Skorupski już na początku meczu obronił rzut karny egzekwowany przez Heorhija Sudakowa. Jego parada miała kapitalne znaczenie dla losów spotkania, które zakończyło się bezbramkowym remisem.
Serwis TuttoMercatoWeb ocenił reprezentanta Polski na 7. To najwyższa nota wśród zawodników Bolonii.
- Jego umiejętność bronienia rzutów karnych zdecydowała o tym, że Bologna nie straciła gola na początku meczu.

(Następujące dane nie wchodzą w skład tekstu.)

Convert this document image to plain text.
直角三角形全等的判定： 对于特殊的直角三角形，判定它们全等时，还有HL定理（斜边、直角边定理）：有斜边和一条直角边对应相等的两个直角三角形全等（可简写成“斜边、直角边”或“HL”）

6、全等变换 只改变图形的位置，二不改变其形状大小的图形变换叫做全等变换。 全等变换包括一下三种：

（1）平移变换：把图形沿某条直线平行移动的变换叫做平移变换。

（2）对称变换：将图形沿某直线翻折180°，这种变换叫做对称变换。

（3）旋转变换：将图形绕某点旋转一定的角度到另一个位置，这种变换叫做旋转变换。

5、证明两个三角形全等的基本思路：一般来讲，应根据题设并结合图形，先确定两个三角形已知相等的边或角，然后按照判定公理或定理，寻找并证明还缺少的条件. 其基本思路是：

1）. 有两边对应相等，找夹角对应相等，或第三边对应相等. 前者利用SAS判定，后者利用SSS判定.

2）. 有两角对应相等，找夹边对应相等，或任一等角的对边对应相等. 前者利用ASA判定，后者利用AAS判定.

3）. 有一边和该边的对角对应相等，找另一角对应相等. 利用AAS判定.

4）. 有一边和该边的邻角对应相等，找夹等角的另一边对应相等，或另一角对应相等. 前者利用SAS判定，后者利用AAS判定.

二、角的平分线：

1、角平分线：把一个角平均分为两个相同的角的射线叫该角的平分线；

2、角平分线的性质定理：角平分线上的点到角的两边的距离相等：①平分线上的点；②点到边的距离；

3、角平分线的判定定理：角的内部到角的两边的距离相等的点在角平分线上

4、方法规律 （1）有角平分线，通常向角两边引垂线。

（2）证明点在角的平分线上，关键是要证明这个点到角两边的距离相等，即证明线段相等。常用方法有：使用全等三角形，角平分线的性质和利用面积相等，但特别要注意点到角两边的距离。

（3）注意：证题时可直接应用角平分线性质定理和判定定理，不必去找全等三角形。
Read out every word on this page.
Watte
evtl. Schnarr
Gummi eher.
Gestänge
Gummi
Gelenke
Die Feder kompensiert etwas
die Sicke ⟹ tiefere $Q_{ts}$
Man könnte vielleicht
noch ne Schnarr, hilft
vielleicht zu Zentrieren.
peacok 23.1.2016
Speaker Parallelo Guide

Kto wie, jak to wszystko by się skończyło, gdyby padł gol... - czytamy w komentarzu.
Taką samą notę Skorupskiemu przyznał też serwis Virgilio Sport. Także on uznał Polaka za najlepszego zawodnika swojej drużyny.
- Minęły tylko cztery minuty, a on już musiał wcielić się Supermana - napisano w uzasadnieniu noty.
Z chóru nie wyłamała się redakcja OA Sport. I od niej Skorupski otrzymał 7.
- Wykonał tylko jedną interwencję, ale o nieocenionym znaczeniu. Jego obrona rzutu karnego uratowała Bolonię - oceniono.